Animal research brings home the gold

The 2019 Golden Goose Awards have been announced, and once again animal research wins!

These awards were established in 2012 by Rep. Jim Cooper (D-TN) to honor federally funded research“whose work may once have been viewed as unusual, odd, or obscure, but has produced important discoveries benefiting society in significant ways.” The awards, which have bipartisan support, serve as a strong counterargument to those claiming that basic research is a waste of federal spending.

Library of Congress Reading Room. Credit: Shutterstock.

Since the inception of the awards, scientists conducting responsible research with animals have won Golden Goose Awards, and 2019 is no different. In fact, each winner this year is based on animal research. This year’s animal research-based awardees conduct important basic research to add to our knowledge base of how living systems work. This knowledge, in turn, has led to important discoveries that have benefitted society – truly, a return on investment.

This year’s awardees will be honored at an awards ceremony later today at the U.S. Library of Congress. The 2019 Golden Goose Award winners, which ceremonially are honored by the titles of the work, are:

Frog Skin Saves 50 Million Lives

Dr. David Sachar, of the Icahn School of Medicine at Mount Sinai, conducted basic research with frog skin to understand the basic biological functions of cholera in humans. Without quick treatment, approximately half of people with cholera die, but with treatment more than 99% survive. Dr. Sachar’s research, which he conducted in Bangladesh in 1965, relied on adapting an experimental apparatus that used frog skin to test intestinal activity in cholera patients. This research, and the human clinical trials that resulted from it, are credited with saving approximately 50 million lives worldwide.

Laboratory frogs. Source: University of Portsmouth

The Improbably Contribution of Horseshoe Crab Blood to the Testing of Human Drugs

Endotoxins are highly toxic molecules that are present inside a bacterial cell that are released when the cell disintegrates. Unlike humans, who can die from high levels of endotoxins in their blood, horseshoe crabs have an efficient and powerful mechanism to fight bacterial infection. In the 1950s, Drs. Frederick Bang and Jack Levin, working at the Marine Biological Laboratory at Woods Hole, MA, discovered that horseshoe crab blood clots when exposed to endotoxins. Using the horseshoe crab blood, Dr. Levin developed a test that detects the presence of bacterial endotoxins in the blood. The LAL test (Limulus amoebocyte lysate) test is now a standard test that is used to examine nearly all drugs, injections, and pharmaceutical devices worldwide for endotoxins before they are given to patients. In the U.S., mortality from botulism, which is caused by the botulinum toxins, has dropped from >60% in the 1950s to just 3% in the period 1975-2009. Although the exact number is impossible to determine, likely millions of lives have been saved given that the presence of endotoxins in life-saving vaccines, medicines, and devices would compromise the health of patients.

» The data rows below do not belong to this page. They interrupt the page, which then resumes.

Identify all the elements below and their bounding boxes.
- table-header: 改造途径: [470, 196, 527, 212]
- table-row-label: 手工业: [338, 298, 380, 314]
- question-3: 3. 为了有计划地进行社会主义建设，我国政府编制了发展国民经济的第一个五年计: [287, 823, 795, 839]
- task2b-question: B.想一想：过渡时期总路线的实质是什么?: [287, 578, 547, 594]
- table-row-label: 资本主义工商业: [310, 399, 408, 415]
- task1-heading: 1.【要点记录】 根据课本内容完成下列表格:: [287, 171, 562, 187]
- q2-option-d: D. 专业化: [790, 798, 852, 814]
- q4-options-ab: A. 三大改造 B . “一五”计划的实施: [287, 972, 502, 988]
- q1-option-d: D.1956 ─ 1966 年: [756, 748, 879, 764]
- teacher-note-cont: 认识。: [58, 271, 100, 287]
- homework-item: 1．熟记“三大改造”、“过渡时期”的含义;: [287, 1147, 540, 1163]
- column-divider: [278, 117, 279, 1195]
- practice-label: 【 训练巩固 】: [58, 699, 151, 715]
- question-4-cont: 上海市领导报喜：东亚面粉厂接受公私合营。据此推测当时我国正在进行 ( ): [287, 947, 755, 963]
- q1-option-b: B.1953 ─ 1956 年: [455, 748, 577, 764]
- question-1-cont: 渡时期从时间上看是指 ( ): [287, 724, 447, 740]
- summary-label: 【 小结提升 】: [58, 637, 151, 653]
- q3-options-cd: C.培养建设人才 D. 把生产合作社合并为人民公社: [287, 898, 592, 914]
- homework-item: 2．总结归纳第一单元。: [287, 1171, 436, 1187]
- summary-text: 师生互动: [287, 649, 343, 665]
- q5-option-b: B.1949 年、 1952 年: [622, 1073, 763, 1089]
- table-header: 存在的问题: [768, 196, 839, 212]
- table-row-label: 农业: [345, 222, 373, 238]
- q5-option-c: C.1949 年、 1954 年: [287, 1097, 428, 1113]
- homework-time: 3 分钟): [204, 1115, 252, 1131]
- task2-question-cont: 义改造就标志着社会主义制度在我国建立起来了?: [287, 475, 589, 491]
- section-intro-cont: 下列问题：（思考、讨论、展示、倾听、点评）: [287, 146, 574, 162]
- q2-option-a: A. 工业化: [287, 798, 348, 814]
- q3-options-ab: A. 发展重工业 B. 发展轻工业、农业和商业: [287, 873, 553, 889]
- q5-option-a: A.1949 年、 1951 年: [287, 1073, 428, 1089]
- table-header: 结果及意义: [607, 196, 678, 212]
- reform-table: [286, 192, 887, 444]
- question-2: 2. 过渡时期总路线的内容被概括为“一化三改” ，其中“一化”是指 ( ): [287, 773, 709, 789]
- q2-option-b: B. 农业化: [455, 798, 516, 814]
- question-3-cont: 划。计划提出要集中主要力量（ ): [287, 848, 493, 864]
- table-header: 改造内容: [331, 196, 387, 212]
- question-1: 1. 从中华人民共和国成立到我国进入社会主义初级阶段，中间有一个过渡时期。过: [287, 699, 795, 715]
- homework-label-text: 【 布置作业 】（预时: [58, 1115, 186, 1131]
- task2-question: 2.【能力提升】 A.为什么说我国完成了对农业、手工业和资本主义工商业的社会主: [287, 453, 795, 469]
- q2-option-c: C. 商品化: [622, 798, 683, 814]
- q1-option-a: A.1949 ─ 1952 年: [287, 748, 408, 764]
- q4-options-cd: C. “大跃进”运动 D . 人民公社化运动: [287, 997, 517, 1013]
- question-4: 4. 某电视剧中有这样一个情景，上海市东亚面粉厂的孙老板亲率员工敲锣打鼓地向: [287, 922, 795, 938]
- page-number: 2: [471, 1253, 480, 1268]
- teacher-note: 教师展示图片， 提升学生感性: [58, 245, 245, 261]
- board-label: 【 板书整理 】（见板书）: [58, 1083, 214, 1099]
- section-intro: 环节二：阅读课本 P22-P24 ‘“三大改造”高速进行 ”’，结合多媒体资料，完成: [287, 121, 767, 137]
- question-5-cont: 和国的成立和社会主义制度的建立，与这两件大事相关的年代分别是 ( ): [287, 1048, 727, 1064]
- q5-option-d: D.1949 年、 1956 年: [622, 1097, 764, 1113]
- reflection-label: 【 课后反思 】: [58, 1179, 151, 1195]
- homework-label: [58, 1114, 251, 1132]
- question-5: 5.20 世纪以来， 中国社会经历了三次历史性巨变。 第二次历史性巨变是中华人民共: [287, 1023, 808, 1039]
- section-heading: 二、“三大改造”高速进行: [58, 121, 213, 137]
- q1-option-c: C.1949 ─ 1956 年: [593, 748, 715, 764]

Horseshoe crab. Credit: Wikimedia Commons.

When the Body Attacks Itself: Advancing Autoimmunity

Working at the University of Buffalo in the 1950s, Dr. Noel Rose, under the guidance of Dr. Ernest Witebsky, discovered by studying rabbits that animals could respond immunologically to their own proteins. By preparing a thyroid protein called thyroblobulin from part of a rabbit’s thyroid gland, and injecting it back into the same rabbit, Rose essentially induced an autoimmune disease experimentally. At the time, scientists and physicians did not know autoimmune reactions were possible. Dr. Rose and his collaborators’ basic research launched the field of autoimmune disease, and led to future discoveries, including the genetic basis of autoimmune disease, that have changed our understanding of immune function and have enabled treatments and therapies. In the U.S. alone, 23.5 million people suffer from autoimmune diseases, while the health of both humans and other animals is integrally linked to immune function.

animal testing, animal research, vivisection, animal experiment
Rabbit in research. Credit: Speaking of Research.

Speaking of Research commends Rep. Jim Cooper (D-TN), a.k.a. “Father Goose,” and the bipartisan group of legislators who staunchly support basic research and continually advocate for increased federal funding in this area. These legislators include Reps. Suzanne Bonamici (D-OR), Rodney Davis (R-IL), Bill Foster (D-IL), and Elise Stefanik (R-NY), and Senators Chris Coons (D-DE) and Cory Gardner (R-CO).

As Rep. Cooper said when this year’s awards were announced, “Taxpayers have received untold benefits from breakthroughs that have lengthened and enriched our lives. Let’s keep progress on track by boosting funding for research!”